In July they will sell their first Cannibus but they will report the results for the second quarter in late September, the results will show more losses, even though they will have made significant cash through September, those results will not be posted until late December.
In other words, we have two more windows of opportunity to add shares when the computers see losses and trade the stock prices down.
However, the December numbers will be very postive.

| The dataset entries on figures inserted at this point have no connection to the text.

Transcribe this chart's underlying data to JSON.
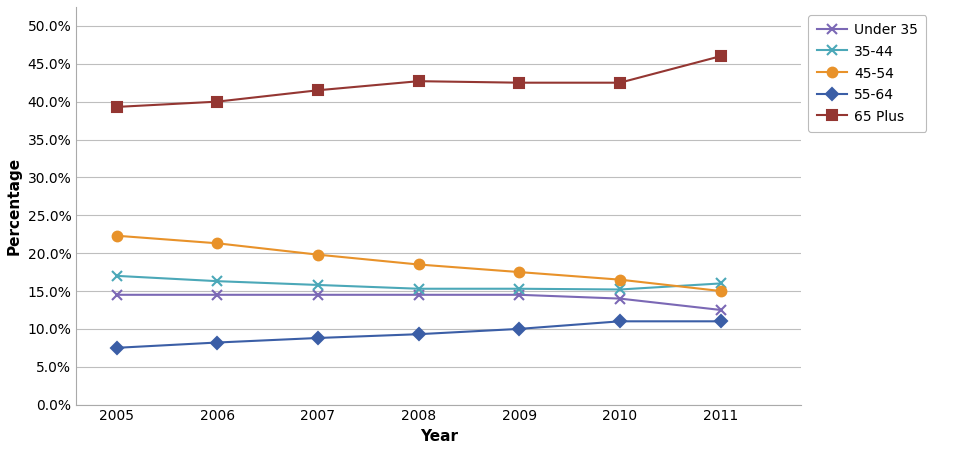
{
  "years": [
    2005,
    2006,
    2007,
    2008,
    2009,
    2010,
    2011
  ],
  "series": [
    {
      "label": "Under 35",
      "values": [
        0.145,
        0.145,
        0.145,
        0.145,
        0.145,
        0.14,
        0.125
      ],
      "color": "#7B68B5",
      "marker": "x",
      "markersize": 7,
      "markerfilled": false
    },
    {
      "label": "35-44",
      "values": [
        0.17,
        0.163,
        0.158,
        0.153,
        0.153,
        0.152,
        0.16
      ],
      "color": "#4BA8B8",
      "marker": "x",
      "markersize": 7,
      "markerfilled": false
    },
    {
      "label": "45-54",
      "values": [
        0.223,
        0.213,
        0.198,
        0.185,
        0.175,
        0.165,
        0.15
      ],
      "color": "#E8922A",
      "marker": "o",
      "markersize": 7,
      "markerfilled": true
    },
    {
      "label": "55-64",
      "values": [
        0.075,
        0.082,
        0.088,
        0.093,
        0.1,
        0.11,
        0.11
      ],
      "color": "#3B5EA6",
      "marker": "D",
      "markersize": 6,
      "markerfilled": true
    },
    {
      "label": "65 Plus",
      "values": [
        0.393,
        0.4,
        0.415,
        0.427,
        0.425,
        0.425,
        0.46
      ],
      "color": "#943632",
      "marker": "s",
      "markersize": 7,
      "markerfilled": true
    }
  ],
  "xlabel": "Year",
  "ylabel": "Percentage",
  "ylim": [
    0.0,
    0.525
  ],
  "yticks": [
    0.0,
    0.05,
    0.1,
    0.15,
    0.2,
    0.25,
    0.3,
    0.35,
    0.4,
    0.45,
    0.5
  ],
  "background_color": "#ffffff",
  "grid_color": "#BEBEBE",
  "spine_color": "#AAAAAA",
  "linewidth": 1.5
}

You mention beginning to start selling in July, but it sounds like there is a risk that may not start until August or September. Apparently they are beginning to plant in May. I suppose it is feasible for them to completely sell out of all dried product they have produced in short order as I imagine demand won’t be a problem. Just saying there may be a risk there, but it certainly isn’t a long term risk.
I wonder how their anticipated cost to produce lines up against competitors. They claim less than $1/gram and that we should assume product is sold for $2/gram (50% margin) on the low end. Of course the proceed are split 50/50 with their JV partner.
IN addition to how this compares to others, I also wonder whether they will be able to hit their cost target. They are experienced in greenhouse cultivation as you state though.
Right now I see a company that is selling at a P/S of 1 roughly, albeit with very small margins and minimal growth with their establish veggie biz.
I should probably dig into a few of the other publicaly traded pot companies.
Appreciate you sharing your thoughts, Qazu.
Their existing business is a plus in terms of existing infrastructure that can be switched to cannabis. HOwever, it will also hold back the valuation. The 1.1M square feet being converted to cannabis by 2021 is about 10% of their total square footage. They will be losing around $15M in veggie sales to gain $150M in pot sales (good plan). But they only see 50% of the sales and profits in the pot biz. So annual sales would be around $220M. But they would also be much more profitable. EBITDA is currently around 6% of sales. If the pot biz yields a 40% EBITDA (total guess), the overall EBITDA for the company would be 17.5%.
If one puts a 10x multiple on EBITDA, it yields a share price of about $8.50.
Anyway, that is all back of the envelope stuff and feel free to ask questions. Again, I need to look at the other competitors.